A Bharadhwaj Investsmart Story - The Real Cost of Too Much Real Estate





Don’t Put All Your Eggs in One Basket

A Lesson from Sanjeev’s Story

The mid-morning hum of Bharadhwaj Investsmart was in full swing when the reception phone buzzed for the fourth time that day. “Sir, Mr. Sanjeev has called again,” the receptionist whispered to Vaidy, the firm’s founder and seasoned wealth advisor.

For two days, Sanjeev had been relentlessly seeking an appointment. That afternoon, he finally arrived - tall, well-dressed, but with tired eyes. The moment he sat down, his story tumbled out.

A Real Estate Fortress

From the outside, Sanjeev’s life was enviable. A senior executive in a multinational, a hefty salary, and a line-up of properties:

  • A spacious Mumbai apartment for his family
  • An ancestral-style house in Kerala
  • An “upcoming luxury project” touted as the next big thing
  • A weekend farmhouse in Karjat

On paper, his net worth sparkled. But almost all of it was locked in real estate.

The Sudden Jolt

Two weeks earlier, Sanjeev’s mother was hospitalised unexpectedly. Surgery, medicines, and aftercare expenses mounted quickly.

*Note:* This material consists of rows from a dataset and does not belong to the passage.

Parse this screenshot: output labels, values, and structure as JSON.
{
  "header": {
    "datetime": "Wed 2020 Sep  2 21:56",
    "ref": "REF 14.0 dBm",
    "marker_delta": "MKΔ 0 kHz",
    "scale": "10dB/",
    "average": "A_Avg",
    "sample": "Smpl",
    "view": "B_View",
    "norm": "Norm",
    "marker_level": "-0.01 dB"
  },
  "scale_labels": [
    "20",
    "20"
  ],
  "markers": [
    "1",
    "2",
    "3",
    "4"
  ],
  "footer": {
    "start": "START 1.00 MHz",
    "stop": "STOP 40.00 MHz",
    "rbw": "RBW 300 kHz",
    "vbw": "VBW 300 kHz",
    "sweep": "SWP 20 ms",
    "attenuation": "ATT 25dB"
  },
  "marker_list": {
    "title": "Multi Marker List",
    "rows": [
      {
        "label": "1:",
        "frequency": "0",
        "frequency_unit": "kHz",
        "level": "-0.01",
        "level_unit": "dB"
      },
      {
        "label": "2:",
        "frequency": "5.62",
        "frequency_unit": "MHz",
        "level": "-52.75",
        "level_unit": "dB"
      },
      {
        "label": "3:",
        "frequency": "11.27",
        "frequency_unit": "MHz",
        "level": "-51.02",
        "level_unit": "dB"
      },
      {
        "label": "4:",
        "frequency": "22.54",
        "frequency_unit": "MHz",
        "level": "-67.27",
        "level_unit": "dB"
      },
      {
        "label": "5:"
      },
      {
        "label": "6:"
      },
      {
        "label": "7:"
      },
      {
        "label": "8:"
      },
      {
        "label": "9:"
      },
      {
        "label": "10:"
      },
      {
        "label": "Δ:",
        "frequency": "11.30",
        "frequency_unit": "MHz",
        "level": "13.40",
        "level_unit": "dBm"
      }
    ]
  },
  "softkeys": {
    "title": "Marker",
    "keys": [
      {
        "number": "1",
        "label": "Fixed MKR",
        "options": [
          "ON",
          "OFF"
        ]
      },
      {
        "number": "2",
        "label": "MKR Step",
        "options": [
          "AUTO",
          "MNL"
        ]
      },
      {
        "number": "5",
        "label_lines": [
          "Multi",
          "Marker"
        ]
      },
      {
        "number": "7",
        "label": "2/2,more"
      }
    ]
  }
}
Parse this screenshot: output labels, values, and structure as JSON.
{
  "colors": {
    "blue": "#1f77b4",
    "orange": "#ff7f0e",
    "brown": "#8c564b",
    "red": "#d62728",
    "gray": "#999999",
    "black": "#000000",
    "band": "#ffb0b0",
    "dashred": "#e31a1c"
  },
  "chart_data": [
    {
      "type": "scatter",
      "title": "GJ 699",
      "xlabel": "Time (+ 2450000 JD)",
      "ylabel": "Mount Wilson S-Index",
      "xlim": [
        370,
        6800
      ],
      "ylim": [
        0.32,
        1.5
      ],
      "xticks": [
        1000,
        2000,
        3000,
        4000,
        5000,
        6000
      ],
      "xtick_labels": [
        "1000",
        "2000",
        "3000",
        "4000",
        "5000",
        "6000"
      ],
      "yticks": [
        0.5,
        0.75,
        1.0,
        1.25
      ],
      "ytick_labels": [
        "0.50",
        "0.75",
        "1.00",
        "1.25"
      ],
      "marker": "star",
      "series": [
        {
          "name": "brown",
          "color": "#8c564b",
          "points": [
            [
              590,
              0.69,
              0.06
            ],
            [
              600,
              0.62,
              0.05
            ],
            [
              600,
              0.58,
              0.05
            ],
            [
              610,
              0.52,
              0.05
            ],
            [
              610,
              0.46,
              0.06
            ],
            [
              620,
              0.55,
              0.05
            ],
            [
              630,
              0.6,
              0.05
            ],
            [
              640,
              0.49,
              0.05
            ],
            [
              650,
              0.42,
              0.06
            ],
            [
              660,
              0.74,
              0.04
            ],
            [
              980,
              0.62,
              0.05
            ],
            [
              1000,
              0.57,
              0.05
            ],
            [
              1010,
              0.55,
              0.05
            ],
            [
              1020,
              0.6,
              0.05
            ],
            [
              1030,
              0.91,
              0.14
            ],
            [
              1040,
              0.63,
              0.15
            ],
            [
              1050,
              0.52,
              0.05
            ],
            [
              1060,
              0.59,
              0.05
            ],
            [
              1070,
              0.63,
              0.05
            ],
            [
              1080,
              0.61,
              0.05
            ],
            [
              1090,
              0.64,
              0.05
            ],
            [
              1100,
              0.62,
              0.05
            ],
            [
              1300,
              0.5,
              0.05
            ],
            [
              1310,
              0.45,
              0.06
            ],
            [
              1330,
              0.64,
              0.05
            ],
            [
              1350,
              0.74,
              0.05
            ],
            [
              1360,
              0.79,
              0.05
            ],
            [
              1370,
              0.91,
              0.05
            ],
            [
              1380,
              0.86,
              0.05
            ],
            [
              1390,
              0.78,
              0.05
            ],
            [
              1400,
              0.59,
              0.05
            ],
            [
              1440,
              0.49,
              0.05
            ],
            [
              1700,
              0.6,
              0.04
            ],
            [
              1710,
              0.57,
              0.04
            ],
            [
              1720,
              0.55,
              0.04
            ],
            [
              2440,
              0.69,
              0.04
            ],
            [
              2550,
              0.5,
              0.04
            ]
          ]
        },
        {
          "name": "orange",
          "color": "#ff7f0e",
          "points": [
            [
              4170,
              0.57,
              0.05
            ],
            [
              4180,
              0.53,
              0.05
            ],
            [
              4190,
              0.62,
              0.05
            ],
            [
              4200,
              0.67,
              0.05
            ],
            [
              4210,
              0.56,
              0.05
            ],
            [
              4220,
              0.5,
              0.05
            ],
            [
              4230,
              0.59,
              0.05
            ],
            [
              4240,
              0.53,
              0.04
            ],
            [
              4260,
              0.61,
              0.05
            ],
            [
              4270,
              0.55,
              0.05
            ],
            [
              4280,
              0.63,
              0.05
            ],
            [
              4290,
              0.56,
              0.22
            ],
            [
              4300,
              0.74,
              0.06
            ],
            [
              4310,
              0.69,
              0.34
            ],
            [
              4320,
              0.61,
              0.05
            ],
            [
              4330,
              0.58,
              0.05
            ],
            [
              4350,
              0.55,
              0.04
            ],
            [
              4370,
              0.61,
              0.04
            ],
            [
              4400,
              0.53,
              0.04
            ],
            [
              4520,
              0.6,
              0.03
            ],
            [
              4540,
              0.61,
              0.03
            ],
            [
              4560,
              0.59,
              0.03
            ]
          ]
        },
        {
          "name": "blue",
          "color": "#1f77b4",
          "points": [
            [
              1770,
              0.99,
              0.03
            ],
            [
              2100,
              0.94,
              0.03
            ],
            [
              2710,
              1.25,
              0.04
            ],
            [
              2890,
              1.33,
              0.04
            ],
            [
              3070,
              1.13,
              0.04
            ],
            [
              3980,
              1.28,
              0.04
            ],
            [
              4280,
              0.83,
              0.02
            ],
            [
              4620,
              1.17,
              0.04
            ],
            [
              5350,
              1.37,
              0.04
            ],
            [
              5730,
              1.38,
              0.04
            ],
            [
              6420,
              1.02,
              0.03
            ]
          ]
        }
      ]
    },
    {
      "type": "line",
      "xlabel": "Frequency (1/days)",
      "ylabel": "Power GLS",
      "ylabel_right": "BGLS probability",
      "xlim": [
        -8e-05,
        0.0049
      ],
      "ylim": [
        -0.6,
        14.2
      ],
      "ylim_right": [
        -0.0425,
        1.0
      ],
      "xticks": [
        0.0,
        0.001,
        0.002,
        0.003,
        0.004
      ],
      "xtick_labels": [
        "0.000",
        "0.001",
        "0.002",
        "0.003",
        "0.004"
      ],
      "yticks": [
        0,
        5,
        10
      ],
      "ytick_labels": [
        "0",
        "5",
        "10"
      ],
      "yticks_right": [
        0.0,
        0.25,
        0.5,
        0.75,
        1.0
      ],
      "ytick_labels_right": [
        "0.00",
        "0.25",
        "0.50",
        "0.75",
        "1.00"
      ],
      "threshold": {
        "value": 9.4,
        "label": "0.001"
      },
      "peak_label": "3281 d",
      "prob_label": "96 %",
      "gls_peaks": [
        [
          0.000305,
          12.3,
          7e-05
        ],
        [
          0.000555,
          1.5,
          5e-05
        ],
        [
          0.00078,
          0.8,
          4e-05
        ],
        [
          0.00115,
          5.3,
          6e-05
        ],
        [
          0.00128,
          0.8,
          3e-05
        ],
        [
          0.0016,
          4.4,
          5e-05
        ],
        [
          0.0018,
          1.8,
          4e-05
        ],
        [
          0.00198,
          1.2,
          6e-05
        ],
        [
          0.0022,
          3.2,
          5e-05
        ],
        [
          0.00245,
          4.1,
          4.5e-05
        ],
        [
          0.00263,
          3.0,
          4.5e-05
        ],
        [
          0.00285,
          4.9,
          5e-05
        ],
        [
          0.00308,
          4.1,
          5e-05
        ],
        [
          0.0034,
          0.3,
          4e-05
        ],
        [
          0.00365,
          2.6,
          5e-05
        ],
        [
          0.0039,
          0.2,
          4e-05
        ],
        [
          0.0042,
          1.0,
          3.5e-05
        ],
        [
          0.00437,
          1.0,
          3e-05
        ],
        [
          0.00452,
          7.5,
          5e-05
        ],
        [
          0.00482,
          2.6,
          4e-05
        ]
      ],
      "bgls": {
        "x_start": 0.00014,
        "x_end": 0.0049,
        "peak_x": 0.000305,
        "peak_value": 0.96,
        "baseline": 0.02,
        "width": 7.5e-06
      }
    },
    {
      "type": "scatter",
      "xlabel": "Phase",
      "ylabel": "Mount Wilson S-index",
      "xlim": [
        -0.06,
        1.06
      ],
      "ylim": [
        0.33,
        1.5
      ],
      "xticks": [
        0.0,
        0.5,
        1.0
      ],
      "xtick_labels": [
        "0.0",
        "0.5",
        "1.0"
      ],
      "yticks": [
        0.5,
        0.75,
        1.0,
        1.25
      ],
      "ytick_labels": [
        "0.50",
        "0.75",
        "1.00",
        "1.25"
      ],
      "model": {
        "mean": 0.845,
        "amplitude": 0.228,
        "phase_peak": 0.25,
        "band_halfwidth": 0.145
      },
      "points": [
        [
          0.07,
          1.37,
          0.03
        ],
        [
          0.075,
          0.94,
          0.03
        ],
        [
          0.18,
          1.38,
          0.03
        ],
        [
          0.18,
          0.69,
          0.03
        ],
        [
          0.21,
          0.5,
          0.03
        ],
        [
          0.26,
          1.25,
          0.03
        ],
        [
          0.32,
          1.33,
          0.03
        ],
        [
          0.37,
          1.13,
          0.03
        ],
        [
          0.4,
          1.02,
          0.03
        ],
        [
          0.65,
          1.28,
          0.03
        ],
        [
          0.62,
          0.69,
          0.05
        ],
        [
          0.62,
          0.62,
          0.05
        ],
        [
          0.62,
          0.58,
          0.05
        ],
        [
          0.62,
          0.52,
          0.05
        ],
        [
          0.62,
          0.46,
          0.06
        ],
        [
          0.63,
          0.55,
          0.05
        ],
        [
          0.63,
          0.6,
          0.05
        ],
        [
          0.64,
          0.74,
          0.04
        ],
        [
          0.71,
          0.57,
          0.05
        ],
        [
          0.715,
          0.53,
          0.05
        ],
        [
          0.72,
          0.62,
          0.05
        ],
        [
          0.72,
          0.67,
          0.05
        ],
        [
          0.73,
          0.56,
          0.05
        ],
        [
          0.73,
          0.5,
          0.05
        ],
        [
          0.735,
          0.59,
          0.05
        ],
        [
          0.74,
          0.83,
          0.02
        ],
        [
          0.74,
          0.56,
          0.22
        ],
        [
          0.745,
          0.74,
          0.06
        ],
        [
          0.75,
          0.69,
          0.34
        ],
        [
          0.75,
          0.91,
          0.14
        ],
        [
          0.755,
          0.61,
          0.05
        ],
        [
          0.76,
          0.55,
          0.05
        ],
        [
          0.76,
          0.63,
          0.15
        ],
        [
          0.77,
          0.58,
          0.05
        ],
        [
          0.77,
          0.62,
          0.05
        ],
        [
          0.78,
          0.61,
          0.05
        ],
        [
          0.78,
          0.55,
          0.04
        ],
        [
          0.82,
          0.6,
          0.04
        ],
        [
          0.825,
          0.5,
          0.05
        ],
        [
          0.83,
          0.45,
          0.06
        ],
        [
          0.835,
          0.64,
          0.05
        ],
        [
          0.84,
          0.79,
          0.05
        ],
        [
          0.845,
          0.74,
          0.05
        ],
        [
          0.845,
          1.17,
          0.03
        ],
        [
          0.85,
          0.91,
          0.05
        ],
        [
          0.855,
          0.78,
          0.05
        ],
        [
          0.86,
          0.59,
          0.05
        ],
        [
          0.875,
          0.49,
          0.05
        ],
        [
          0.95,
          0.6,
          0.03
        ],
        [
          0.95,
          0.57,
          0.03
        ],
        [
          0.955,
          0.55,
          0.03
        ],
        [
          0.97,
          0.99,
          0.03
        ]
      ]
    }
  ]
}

When he opened his banking app to transfer funds, he froze - his account balance was alarmingly low.

EMIs for his properties and steep maintenance charges swallowed most of his monthly income. The “upcoming project” was still years away. Selling the farmhouse would take months, and the market wasn’t favourable.

Sanjeev was asset-rich, but cash-poor.

A Hard Truth

Vaidy listened patiently before saying, “Sanjeev, you’ve built a fortress - but one with no gates. Your wealth is trapped inside.”

He explained the old principle: Don’t put all your eggs in one basket. Real estate can be valuable, but overloading on any one asset class leaves you exposed.

Liquidity - the ability to access cash without significant loss - is as vital as returns. Life’s emergencies, job changes, or sudden opportunities all demand funds you can tap into instantly.

A Balanced Plan

Vaidy suggested:

  • Keep one primary residence, reduce exposure to multiple illiquid properties
  • Allocate part of his portfolio to diversified equity mutual funds
  • Maintain an emergency fund covering 6–9 months’ expenses in liquid or ultra-short-term debt funds
  • Get adequate health and critical illness insurance

“I thought I was being smart investing in what I could see and touch,” Sanjeev admitted. “But I never realised I’d feel this helpless when I needed cash.”

The Takeaway

Real estate offers stability and tangible value - but it’s not the whole picture. Over-concentration can turn wealth into a cage.

True financial strength lies not just in assets, but in the freedom to use them when it matters.

Diversify. Keep some assets liquid. And remember - even the grandest fortress is useless if you can’t open the gates when you need to.

The content made available in this article is for general informational purposes only. While every effort has been made to ensure the accuracy and completeness of the content, it should not be considered as a substitute for professional consultation.